В груди у меня что-то стучало так громко, что, казалось, все сейчас услышат этот стук. И я сказал шепотом:
— Папа, уйдем скорее отсюда.
— Как же нам уйти? — ответил отец, продолжая торопливо свою мысль. — Этот гражданин, то есть человек, или комиссар по вашему мнению, совершенно справедливо судил о правде. Можно очень долго твердить, что белое — черное. Но для того чтобы в это поверили, надо зрячих сделать слепыми.
— Нет ничего проще, — сказал офицер. — Это дельце как раз по мне, — и засмеялся смехом, сжатым как стальная пружина. — Но вы сами только что сказали, что этот человек упоминал о Риме. А вы изображаете его этаким мужичком-простачком от сохи — на медные деньги в церковноприходской учился…
— Позвольте, позвольте, — возразил отец, — насколько припоминаю, говорил о Риме я. Я сказал, что были времена, когда правду в Риме отмеряли унциями. А он рассуждал чисто по-житейски.
Отец постарался эти слова произнести легко и вместе с тем твердо.
— Ах, правда, правда! Где она, правда? — театрально пропел офицер. — Вы лжете! Хотя и старательно, но не очень искусно. И не стыдно? Не краснеете?
В сенях застучали прикладами, и в комнату ввалились конвойные с матросами и солдатом.
— Вот и отлично! — сказал офицер.
Солдат тяжело дышал. Было страшно смотреть на его окровавленное лицо.
— Так, — сказал офицер, — мне некогда долго объясняться. Если этот солдат не признается — расстреляю всех троих к чертям. Если признается — матросы сдадут оружие и едут по домам.
Матросы и солдат молчали и смотрели в землю. И тогда я вдруг увидел и запомнил на всю жизнь, как солдат медленно поднял глаза на офицера и сказал:
— Расстреливай меня одного.
— Но вы же не комиссар, зачем же вы на себя это берете? — крикнул отец, в отчаянии вскочил и, размахивая рукой, опрокинул стакан с чаем.
— А откуда вы знаете? — глухо спросил солдат. Словно его уже не было на земле, он посмотрел на отца долгим, усталым взглядом. — Я и есть настоящий солдатский комиссар… Незачем всем погибать…
— Вот! — воскликнул офицер, блестя глазками и потирая руки. — А вы тут разглагольствовали о правде!..
— Так мы ж уси тогда комиссары! — тяжело, словно дробя булыжник, выговорил тот матрос, который был поменьше ростом и который в вагоне говорил, что поедет к Клашке.
— Молчать! — крикнул офицер. — Солдат знает, что говорит, и на этот раз не брешет!.. Вывести всех и комиссара — налево!..
Конвойные застучали прикладами.
— А вы, — он обратился к отцу, — вы останетесь. Мне необходимо общество интеллигентного человека… И впредь не выгораживайте комиссаров! Я окончил петербургский юридический факультет и кое-что в этих делах смыслю.
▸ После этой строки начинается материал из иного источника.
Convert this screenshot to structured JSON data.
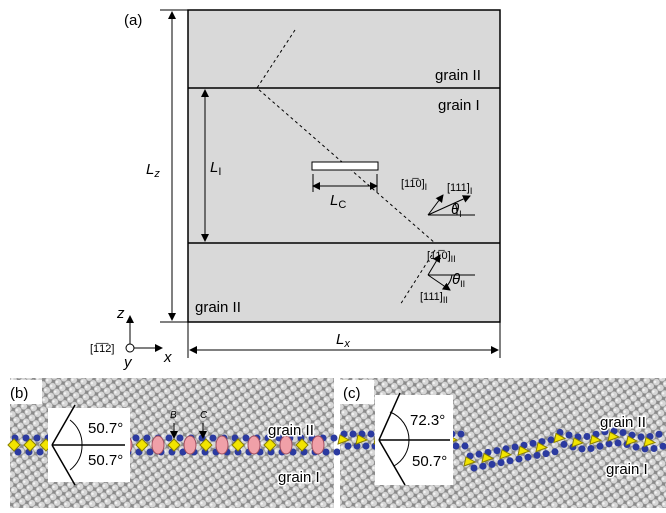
{
  "panel_a": {
    "label": "(a)",
    "grain_top": "grain II",
    "grain_middle": "grain I",
    "grain_bottom": "grain II",
    "length_lz": {
      "base": "L",
      "sub": "z"
    },
    "length_li": {
      "base": "L",
      "sub": "I"
    },
    "length_lc": {
      "base": "L",
      "sub": "C"
    },
    "length_lx": {
      "base": "L",
      "sub": "x"
    },
    "dir_110_i": {
      "base": "[11̅0]",
      "sub": "I"
    },
    "dir_111_i": {
      "base": "[111]",
      "sub": "I"
    },
    "theta_i": {
      "base": "θ",
      "sub": "I"
    },
    "dir_110_ii": {
      "base": "[11̅0]",
      "sub": "II"
    },
    "dir_111_ii": {
      "base": "[111]",
      "sub": "II"
    },
    "theta_ii": {
      "base": "θ",
      "sub": "II"
    },
    "axis_z": "z",
    "axis_y": "y",
    "axis_x": "x",
    "axis_normal": "[1̅1̅2]"
  },
  "panel_b": {
    "label": "(b)",
    "angle_top": "50.7°",
    "angle_bottom": "50.7°",
    "marker_b": "B",
    "marker_c": "C",
    "grain_top": "grain II",
    "grain_bottom": "grain I"
  },
  "panel_c": {
    "label": "(c)",
    "angle_top": "72.3°",
    "angle_bottom": "50.7°",
    "grain_top": "grain II",
    "grain_bottom": "grain I"
  }
}
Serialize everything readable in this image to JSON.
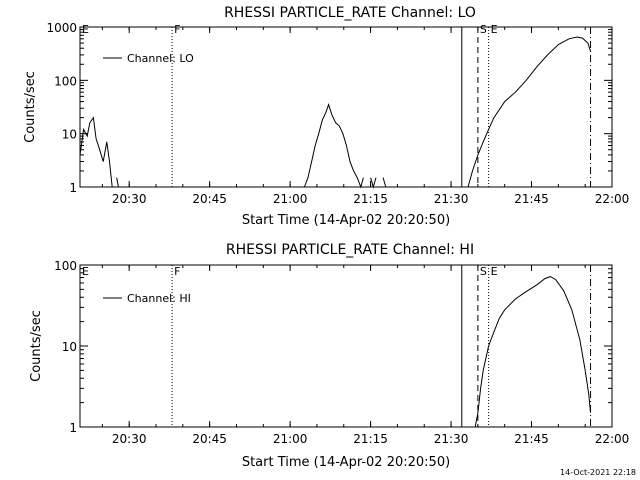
{
  "footer": {
    "timestamp": "14-Oct-2021 22:18"
  },
  "chart_data": [
    {
      "type": "line",
      "title": "RHESSI PARTICLE_RATE Channel: LO",
      "xlabel": "Start Time (14-Apr-02 20:20:50)",
      "ylabel": "Counts/sec",
      "yscale": "log",
      "ylim": [
        1,
        1000
      ],
      "xlim": [
        "20:20:50",
        "22:00:00"
      ],
      "x_tick_labels": [
        "20:30",
        "20:45",
        "21:00",
        "21:15",
        "21:30",
        "21:45",
        "22:00"
      ],
      "y_tick_labels": [
        "1",
        "10",
        "100",
        "1000"
      ],
      "legend": {
        "position": "top-left",
        "entries": [
          "Channel: LO"
        ]
      },
      "markers": [
        {
          "label": "E",
          "time": "20:20:50",
          "style": "none"
        },
        {
          "label": "F",
          "time": "20:38",
          "style": "dotted"
        },
        {
          "label": "",
          "time": "21:32",
          "style": "solid"
        },
        {
          "label": "S",
          "time": "21:35",
          "style": "dashed"
        },
        {
          "label": "E",
          "time": "21:37",
          "style": "dotted"
        },
        {
          "label": "",
          "time": "21:56",
          "style": "dashdot"
        }
      ],
      "series": [
        {
          "name": "Channel: LO",
          "color": "#000000",
          "points": [
            [
              "20:20:50",
              4
            ],
            [
              "20:21:30",
              12
            ],
            [
              "20:22:10",
              9
            ],
            [
              "20:22:40",
              16
            ],
            [
              "20:23:20",
              20
            ],
            [
              "20:23:50",
              8
            ],
            [
              "20:24:30",
              5
            ],
            [
              "20:25:10",
              3
            ],
            [
              "20:25:50",
              7
            ],
            [
              "20:26:20",
              3
            ],
            [
              "20:26:50",
              1
            ],
            null,
            [
              "20:27:40",
              1.5
            ],
            [
              "20:28:00",
              1
            ],
            null,
            [
              "21:02:40",
              1
            ],
            [
              "21:03:20",
              1.5
            ],
            [
              "21:04:00",
              3
            ],
            [
              "21:04:40",
              6
            ],
            [
              "21:05:20",
              10
            ],
            [
              "21:06:00",
              18
            ],
            [
              "21:06:40",
              25
            ],
            [
              "21:07:10",
              35
            ],
            [
              "21:07:50",
              22
            ],
            [
              "21:08:30",
              16
            ],
            [
              "21:09:10",
              14
            ],
            [
              "21:09:50",
              10
            ],
            [
              "21:10:30",
              6
            ],
            [
              "21:11:10",
              3
            ],
            [
              "21:11:50",
              2
            ],
            [
              "21:12:30",
              1.5
            ],
            [
              "21:13:10",
              1
            ],
            [
              "21:13:40",
              1.5
            ],
            null,
            [
              "21:15:00",
              1.5
            ],
            [
              "21:15:30",
              1
            ],
            [
              "21:16:00",
              1.5
            ],
            null,
            [
              "21:17:20",
              1.5
            ],
            [
              "21:17:50",
              1
            ],
            null,
            [
              "21:33:10",
              1
            ],
            [
              "21:34:00",
              2
            ],
            [
              "21:35:00",
              4
            ],
            [
              "21:36:00",
              7
            ],
            [
              "21:37:00",
              12
            ],
            [
              "21:38:00",
              20
            ],
            [
              "21:40:00",
              40
            ],
            [
              "21:42:00",
              60
            ],
            [
              "21:44:00",
              100
            ],
            [
              "21:46:00",
              180
            ],
            [
              "21:48:00",
              300
            ],
            [
              "21:50:00",
              470
            ],
            [
              "21:52:00",
              600
            ],
            [
              "21:53:30",
              650
            ],
            [
              "21:54:30",
              620
            ],
            [
              "21:55:30",
              500
            ],
            [
              "21:56:00",
              350
            ]
          ]
        }
      ]
    },
    {
      "type": "line",
      "title": "RHESSI PARTICLE_RATE Channel: HI",
      "xlabel": "Start Time (14-Apr-02 20:20:50)",
      "ylabel": "Counts/sec",
      "yscale": "log",
      "ylim": [
        1,
        100
      ],
      "xlim": [
        "20:20:50",
        "22:00:00"
      ],
      "x_tick_labels": [
        "20:30",
        "20:45",
        "21:00",
        "21:15",
        "21:30",
        "21:45",
        "22:00"
      ],
      "y_tick_labels": [
        "1",
        "10",
        "100"
      ],
      "legend": {
        "position": "top-left",
        "entries": [
          "Channel: HI"
        ]
      },
      "markers": [
        {
          "label": "E",
          "time": "20:20:50",
          "style": "none"
        },
        {
          "label": "F",
          "time": "20:38",
          "style": "dotted"
        },
        {
          "label": "",
          "time": "21:32",
          "style": "solid"
        },
        {
          "label": "S",
          "time": "21:35",
          "style": "dashed"
        },
        {
          "label": "E",
          "time": "21:37",
          "style": "dotted"
        },
        {
          "label": "",
          "time": "21:56",
          "style": "dashdot"
        }
      ],
      "series": [
        {
          "name": "Channel: HI",
          "color": "#000000",
          "points": [
            [
              "21:34:30",
              1
            ],
            [
              "21:35:00",
              1.5
            ],
            [
              "21:35:30",
              3
            ],
            [
              "21:36:00",
              5
            ],
            [
              "21:37:00",
              10
            ],
            [
              "21:38:00",
              15
            ],
            [
              "21:39:00",
              22
            ],
            [
              "21:40:00",
              28
            ],
            [
              "21:42:00",
              38
            ],
            [
              "21:44:00",
              47
            ],
            [
              "21:46:00",
              57
            ],
            [
              "21:47:30",
              68
            ],
            [
              "21:48:30",
              72
            ],
            [
              "21:49:30",
              66
            ],
            [
              "21:51:00",
              48
            ],
            [
              "21:52:30",
              28
            ],
            [
              "21:54:00",
              12
            ],
            [
              "21:55:00",
              5
            ],
            [
              "21:55:40",
              2.5
            ],
            [
              "21:56:00",
              1.5
            ]
          ]
        }
      ]
    }
  ]
}
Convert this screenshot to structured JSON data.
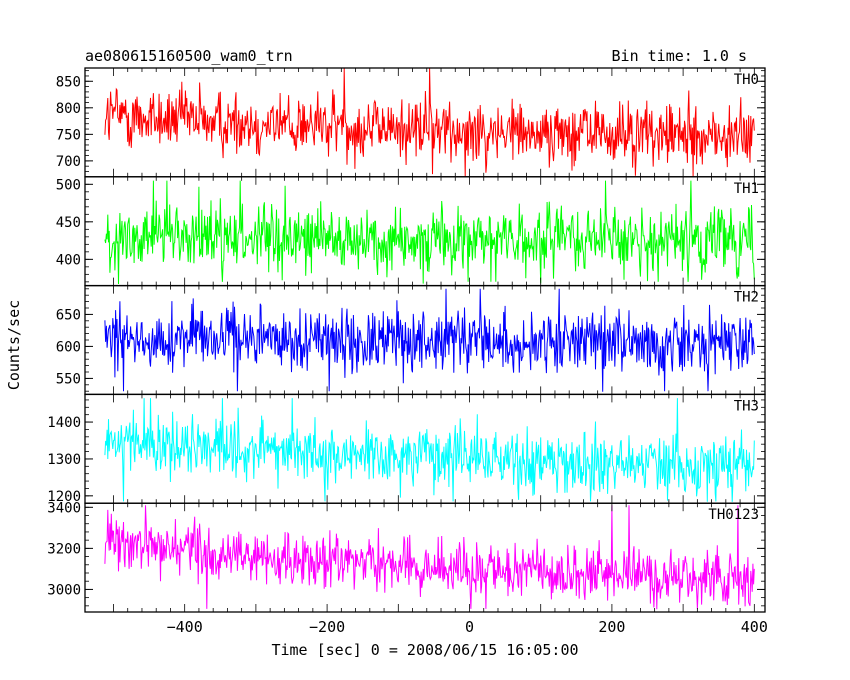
{
  "header": {
    "title": "ae080615160500_wam0_trn",
    "bin_time": "Bin time: 1.0 s"
  },
  "axes": {
    "xlabel": "Time [sec] 0 = 2008/06/15 16:05:00",
    "ylabel": "Counts/sec"
  },
  "chart_data": {
    "type": "line",
    "x_range": [
      -512,
      400
    ],
    "x_ticks": [
      -400,
      -200,
      0,
      200,
      400
    ],
    "bin_time_s": 1.0,
    "panels": [
      {
        "name": "TH0",
        "color": "#ff0000",
        "ylim": [
          670,
          875
        ],
        "y_ticks": [
          700,
          750,
          800,
          850
        ],
        "mean_start": 790,
        "mean_end": 745,
        "noise_amplitude": 30,
        "spike_max": 875,
        "spike_min": 675
      },
      {
        "name": "TH1",
        "color": "#00ff00",
        "ylim": [
          365,
          510
        ],
        "y_ticks": [
          400,
          450,
          500
        ],
        "mean_start": 430,
        "mean_end": 425,
        "noise_amplitude": 22,
        "spike_max": 505,
        "spike_min": 370
      },
      {
        "name": "TH2",
        "color": "#0000ff",
        "ylim": [
          525,
          695
        ],
        "y_ticks": [
          550,
          600,
          650
        ],
        "mean_start": 615,
        "mean_end": 605,
        "noise_amplitude": 25,
        "spike_max": 690,
        "spike_min": 530
      },
      {
        "name": "TH3",
        "color": "#00ffff",
        "ylim": [
          1180,
          1475
        ],
        "y_ticks": [
          1200,
          1300,
          1400
        ],
        "mean_start": 1360,
        "mean_end": 1280,
        "noise_amplitude": 40,
        "spike_max": 1465,
        "spike_min": 1185
      },
      {
        "name": "TH0123",
        "color": "#ff00ff",
        "ylim": [
          2890,
          3420
        ],
        "y_ticks": [
          3000,
          3200,
          3400
        ],
        "mean_start": 3240,
        "mean_end": 3040,
        "noise_amplitude": 65,
        "spike_max": 3410,
        "spike_min": 2905
      }
    ]
  }
}
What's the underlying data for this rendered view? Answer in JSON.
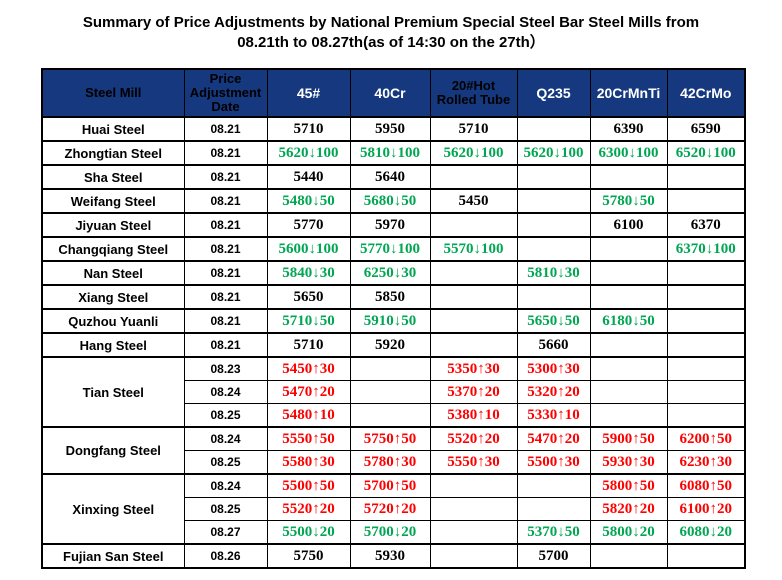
{
  "title": {
    "line1": "Summary of Price Adjustments by National Premium Special Steel Bar Steel Mills from",
    "line2": "08.21th to 08.27th(as of 14:30 on the 27th）"
  },
  "colors": {
    "header_bg": "#16387E",
    "header_text_dark": "#000000",
    "header_text_light": "#FFFFFF",
    "decrease_green": "#00A651",
    "increase_red": "#FF0000",
    "unchanged_black": "#000000",
    "border": "#000000"
  },
  "table": {
    "columns": [
      {
        "label": "Steel Mill",
        "text": "black"
      },
      {
        "label": "Price\nAdjustment\nDate",
        "text": "black"
      },
      {
        "label": "45#",
        "text": "white"
      },
      {
        "label": "40Cr",
        "text": "white"
      },
      {
        "label": "20#Hot\nRolled Tube",
        "text": "black"
      },
      {
        "label": "Q235",
        "text": "white"
      },
      {
        "label": "20CrMnTi",
        "text": "white"
      },
      {
        "label": "42CrMo",
        "text": "white"
      }
    ],
    "groups": [
      {
        "mill": "Huai Steel",
        "rows": [
          {
            "date": "08.21",
            "prices": [
              "5710",
              "5950",
              "5710",
              "",
              "6390",
              "6590"
            ]
          }
        ]
      },
      {
        "mill": "Zhongtian Steel",
        "rows": [
          {
            "date": "08.21",
            "prices": [
              "5620↓100",
              "5810↓100",
              "5620↓100",
              "5620↓100",
              "6300↓100",
              "6520↓100"
            ]
          }
        ]
      },
      {
        "mill": "Sha Steel",
        "rows": [
          {
            "date": "08.21",
            "prices": [
              "5440",
              "5640",
              "",
              "",
              "",
              ""
            ]
          }
        ]
      },
      {
        "mill": "Weifang Steel",
        "rows": [
          {
            "date": "08.21",
            "prices": [
              "5480↓50",
              "5680↓50",
              "5450",
              "",
              "5780↓50",
              ""
            ]
          }
        ]
      },
      {
        "mill": "Jiyuan Steel",
        "rows": [
          {
            "date": "08.21",
            "prices": [
              "5770",
              "5970",
              "",
              "",
              "6100",
              "6370"
            ]
          }
        ]
      },
      {
        "mill": "Changqiang Steel",
        "rows": [
          {
            "date": "08.21",
            "prices": [
              "5600↓100",
              "5770↓100",
              "5570↓100",
              "",
              "",
              "6370↓100"
            ]
          }
        ]
      },
      {
        "mill": "Nan Steel",
        "rows": [
          {
            "date": "08.21",
            "prices": [
              "5840↓30",
              "6250↓30",
              "",
              "5810↓30",
              "",
              ""
            ]
          }
        ]
      },
      {
        "mill": "Xiang Steel",
        "rows": [
          {
            "date": "08.21",
            "prices": [
              "5650",
              "5850",
              "",
              "",
              "",
              ""
            ]
          }
        ]
      },
      {
        "mill": "Quzhou Yuanli",
        "rows": [
          {
            "date": "08.21",
            "prices": [
              "5710↓50",
              "5910↓50",
              "",
              "5650↓50",
              "6180↓50",
              ""
            ]
          }
        ]
      },
      {
        "mill": "Hang Steel",
        "rows": [
          {
            "date": "08.21",
            "prices": [
              "5710",
              "5920",
              "",
              "5660",
              "",
              ""
            ]
          }
        ]
      },
      {
        "mill": "Tian Steel",
        "rows": [
          {
            "date": "08.23",
            "prices": [
              "5450↑30",
              "",
              "5350↑30",
              "5300↑30",
              "",
              ""
            ]
          },
          {
            "date": "08.24",
            "prices": [
              "5470↑20",
              "",
              "5370↑20",
              "5320↑20",
              "",
              ""
            ]
          },
          {
            "date": "08.25",
            "prices": [
              "5480↑10",
              "",
              "5380↑10",
              "5330↑10",
              "",
              ""
            ]
          }
        ]
      },
      {
        "mill": "Dongfang Steel",
        "rows": [
          {
            "date": "08.24",
            "prices": [
              "5550↑50",
              "5750↑50",
              "5520↑20",
              "5470↑20",
              "5900↑50",
              "6200↑50"
            ]
          },
          {
            "date": "08.25",
            "prices": [
              "5580↑30",
              "5780↑30",
              "5550↑30",
              "5500↑30",
              "5930↑30",
              "6230↑30"
            ]
          }
        ]
      },
      {
        "mill": "Xinxing Steel",
        "rows": [
          {
            "date": "08.24",
            "prices": [
              "5500↑50",
              "5700↑50",
              "",
              "",
              "5800↑50",
              "6080↑50"
            ]
          },
          {
            "date": "08.25",
            "prices": [
              "5520↑20",
              "5720↑20",
              "",
              "",
              "5820↑20",
              "6100↑20"
            ]
          },
          {
            "date": "08.27",
            "prices": [
              "5500↓20",
              "5700↓20",
              "",
              "5370↓50",
              "5800↓20",
              "6080↓20"
            ]
          }
        ]
      },
      {
        "mill": "Fujian San Steel",
        "rows": [
          {
            "date": "08.26",
            "prices": [
              "5750",
              "5930",
              "",
              "5700",
              "",
              ""
            ]
          }
        ]
      }
    ]
  }
}
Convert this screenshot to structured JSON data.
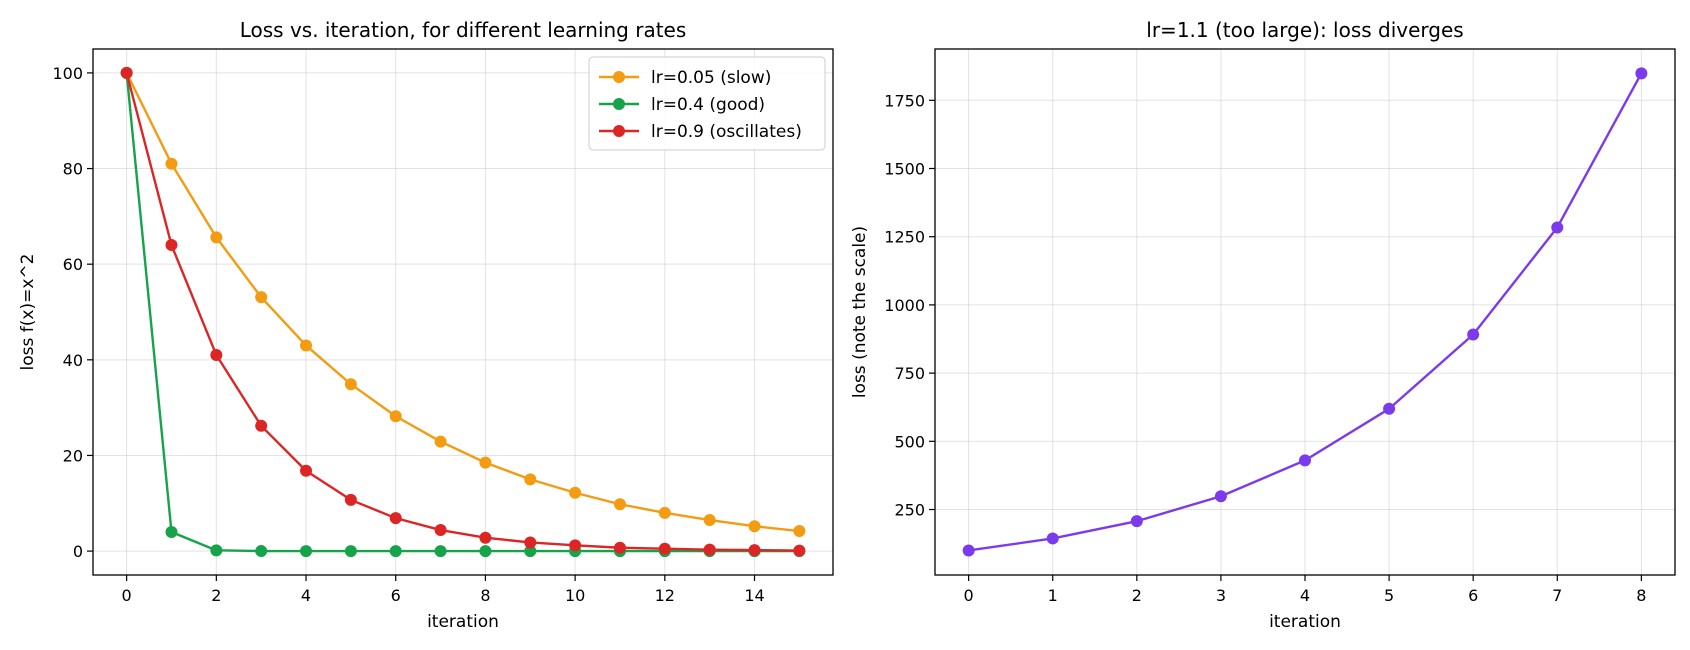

— Прошу вас, отмените ваше решение, — взмолился отец. — Не берите греха на душу! Он, кажется, добрый и неглупый человек… Просто он хотел спасти товарищей.
Офицер снова захохотал, налил еще вина.
— Узнаю нашу очаровательную, благороднейшую, дурацкую интеллигенцию! Так и быть. Ради вас… Эй, вестовой, догони конвойных. Всех троих в сарай до распоряжения… А нас еще считают убийцами, живодерами, — сказал офицер, и на глазах его показались слезы. Он поднял руки к потолку хаты, словно призывая небо в свидетели.